IN BREVE
- L’Italian Signature Wines Academy (ISWA) rinnovato il Consiglio di Amministrazione, con Antonio Capaldo come nuovo presidente.
- Capaldo sottolinea l’importanza della coesione per affrontare le sfide nel settore del vino.
- I vicepresidenti riconfermati sono Stefano Benini e Roberto Bruno, mentre Marina Cvetic entra nel Comitato di Presidenza.
- ISWA riunisce nove aziende vinicole italiane e promuove l’autenticità, la qualità e l’ospitalità sui mercati internazionali.
- Il nuovo corso mira ad aumentare la visibilità dei marchi, migliorare il posizionamento dei vini e creare opportunità di crescita.
Italian Signature Wines Academy (ISWA) rinnova il Consiglio di Amministrazione e apre una nuova fase di sviluppo. L’alleanza, nata per promuovere l’eccellenza del vino italiano nel mondo, punta a rafforzare il proprio percorso di crescita attraverso una governance rinnovata. Dopo quattro mandati, Marilisa Allegrini lascia la presidenza. Il suo contributo è stato determinante per la nascita, l’evoluzione e il consolidamento del progetto consortile.
A succederle è Antonio Capaldo, eletto all’unanimità dall’assemblea dei soci. Presidente di Feudi di San Gregorio e socio fondatore del Consorzio, Capaldo rappresenta anche un cambio di prospettiva territoriale, che segna l’inizio di una nuova fase per ISWA.
«Mai come in questo momento, per noi di ISWA, stare insieme ha un valore strategico – commenta Antonio Capaldo -. Abbiamo bisogno di scala, flessibilità e coesione per affrontare le sfide che stanno caratterizzando il mondo del vino e abbiamo bisogno di farlo rilanciando sui valori culturali che guidano tutte le nostre aziende. Il ruolo dell’Academy, la A nel nostro acronimo, è fondamentale per il vino del futuro».
CONTINUITÀ E NUOVI INGRESSI NELLA GOVERNANCE
Nel segno della continuità operativa, vengono riconfermati vicepresidenti Stefano Benini, Vice President & Export Director di Frescobaldi, e Roberto Bruno, Managing Director & VP of Sales di Fontanafredda.
Nel Comitato di Presidenza entra anche Marina Cvetic, amministratore unico di Masciarelli, che assume il ruolo di vicepresidente. La sua presenza amplia la rappresentanza delle aziende aderenti, con un contributo orientato allo sviluppo e all’innovazione.

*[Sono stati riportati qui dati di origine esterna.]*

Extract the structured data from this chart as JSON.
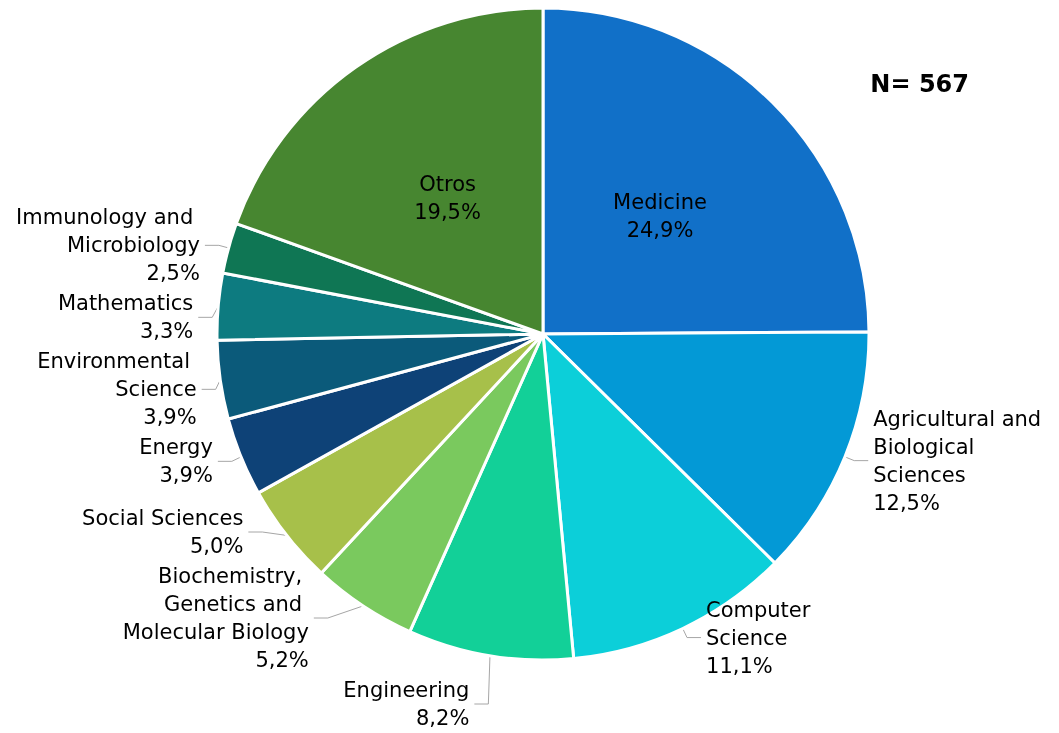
{
  "chart_data": {
    "type": "pie",
    "categories": [
      "Medicine",
      "Agricultural and Biological Sciences",
      "Computer Science",
      "Engineering",
      "Biochemistry, Genetics and Molecular Biology",
      "Social Sciences",
      "Energy",
      "Environmental Science",
      "Mathematics",
      "Immunology and Microbiology",
      "Otros"
    ],
    "values": [
      24.9,
      12.5,
      11.1,
      8.2,
      5.2,
      5.0,
      3.9,
      3.9,
      3.3,
      2.5,
      19.5
    ],
    "value_labels": [
      "24,9%",
      "12,5%",
      "11,1%",
      "8,2%",
      "5,2%",
      "5,0%",
      "3,9%",
      "3,9%",
      "3,3%",
      "2,5%",
      "19,5%"
    ],
    "colors": [
      "#1170c8",
      "#0399d6",
      "#0ccfd9",
      "#12d098",
      "#7ac95e",
      "#a7c04a",
      "#0e4277",
      "#0b5a7a",
      "#0d7b80",
      "#0f7654",
      "#478630"
    ],
    "annotations": [
      "N= 567"
    ]
  }
}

UN’ALLEANZA DI NOVE AZIENDE FAMILIARI
Operativa dal 2015, ISWA nasce dall’iniziativa di cinque aziende vinicole. Oggi riunisce nove realtà familiari del vino italiano: Allegrini (Valpolicella), Arnaldo Caprai, Bellavista, Feudi di San Gregorio, Fontanafredda, Frescobaldi, Masciarelli, Planeta e Villa Sandi. Si tratta di aziende rappresentative delle principali denominazioni italiane, unite con l’obiettivo di valorizzare autenticità e qualità del vino e dell’ospitalità nazionale sui mercati internazionali.
STRATEGIE E OBIETTIVI DEL CONSORZIO
ISWA non è solo uno strumento di condivisione dei costi per attività comuni come fiere ed eventi. Grazie alle sinergie interne, il consorzio sviluppa anche accordi commerciali con operatori internazionali su diversi canali e mercati.
Il nuovo corso guidato da Capaldo punta a rafforzare queste dinamiche. L’obiettivo è aumentare la visibilità dei marchi, migliorare il posizionamento dei vini e creare nuove opportunità di crescita e redditività per le aziende aderenti.